Rell has been Connecticut's governor since 2004, when former Gov. John Rowland resigned in a corruption probe. She was lieutenant governor at the time and then elected to her own term in 2006, becoming the first Republican woman elected the state's chief executive.

Her job approval numbers have dipped in recent Quinnipiac University polls, due mostly to the state's budget problems. A Sept. 16 poll showed 59 percent approve of how she's handling her job while 34 percent disapproved — the lowest approval number during her tenure.

Her all-time high was 83 percent job approval in a Jan. 13, 2005 survey.

Rell's administration has also become the focus of several investigations into the hiring of a University of Connecticut professor to oversee a two-year, $220,000 project aimed at streamlining state government.

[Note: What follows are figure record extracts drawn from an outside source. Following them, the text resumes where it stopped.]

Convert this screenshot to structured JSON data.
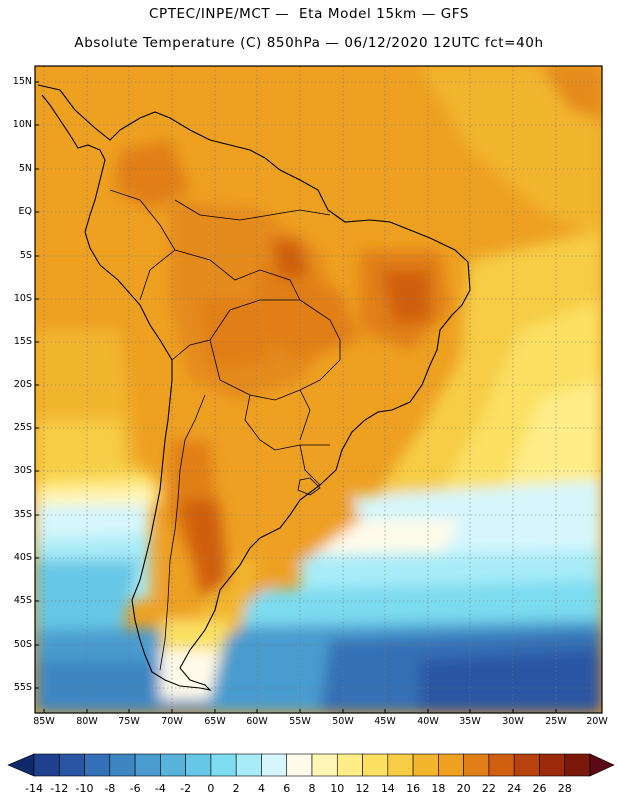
{
  "title_line1": "CPTEC/INPE/MCT —  Eta Model 15km — GFS",
  "title_line2": "Absolute Temperature (C) 850hPa — 06/12/2020 12UTC fct=40h",
  "lat_labels": [
    "15N",
    "10N",
    "5N",
    "EQ",
    "5S",
    "10S",
    "15S",
    "20S",
    "25S",
    "30S",
    "35S",
    "40S",
    "45S",
    "50S",
    "55S"
  ],
  "lon_labels": [
    "85W",
    "80W",
    "75W",
    "70W",
    "65W",
    "60W",
    "55W",
    "50W",
    "45W",
    "40W",
    "35W",
    "30W",
    "25W",
    "20W"
  ],
  "colorbar": {
    "labels": [
      "-14",
      "-12",
      "-10",
      "-8",
      "-6",
      "-4",
      "-2",
      "0",
      "2",
      "4",
      "6",
      "8",
      "10",
      "12",
      "14",
      "16",
      "18",
      "20",
      "22",
      "24",
      "26",
      "28"
    ],
    "colors": [
      "#1f3f8f",
      "#2a55a3",
      "#3470b5",
      "#3e86c2",
      "#4a9ccf",
      "#58b3db",
      "#66c7e6",
      "#7ddcf0",
      "#a8ecf8",
      "#d6f6fc",
      "#fffbea",
      "#fff6b5",
      "#ffed88",
      "#fbe062",
      "#f6cd45",
      "#f2b52d",
      "#eea021",
      "#e17f17",
      "#d05f10",
      "#b8420c",
      "#9b2a0a",
      "#7a190a"
    ]
  }
}
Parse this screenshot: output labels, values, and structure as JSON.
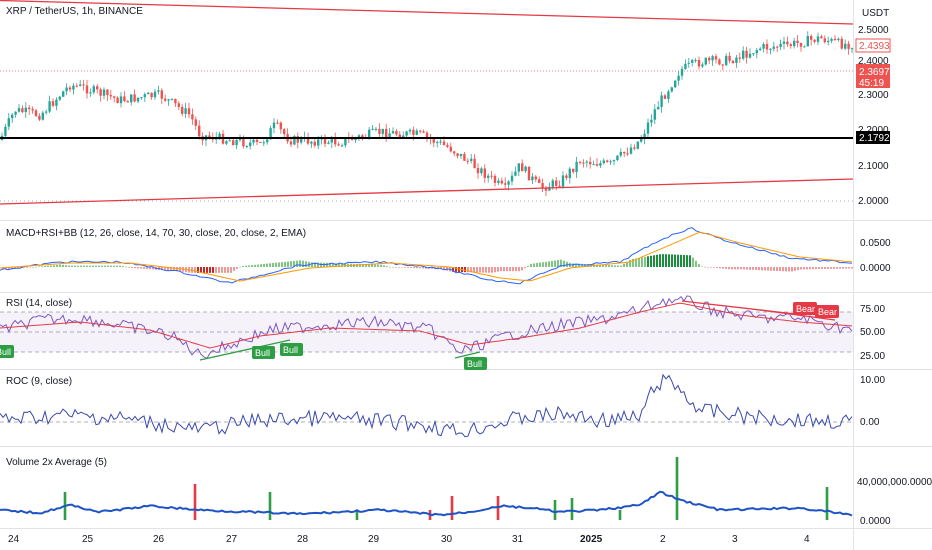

Democrats say e-mails first obtained by The Day of New London show that at least part of the work conducted by Professor Ken Dautrich, former director of the school's polling institute, was done to help the governor politically.

Her departure from the 2010 race leaves Republicans without a potential candidate with strong statewide credentials and gives Democrats their best opportunity in years to seize the governor's office.

House Minority Leader Lawrence Cafero of Norwalk, Senate Minority Leader John McKinney of Fairfield and Lt. Gov. Michael Fedele, a political unknown before being named Rell's running mate in 2006, have said they might run.

Among Democrats, businessman Ned Lamont, who became a national political figure in 2006 by defeating Sen. Joseph Lieberman in the Democratic Senate primary, announced last week he was forming an exploratory committee.

Former House Speaker James Amann has already declared his candidacy, and exploratory committees have been formed by Secretary of State Susan Bysiewicz, Stamford Mayor Dannel Malloy, state Sen. Gary LeBeau and Ridgefield First Selectman Rudy Marconi.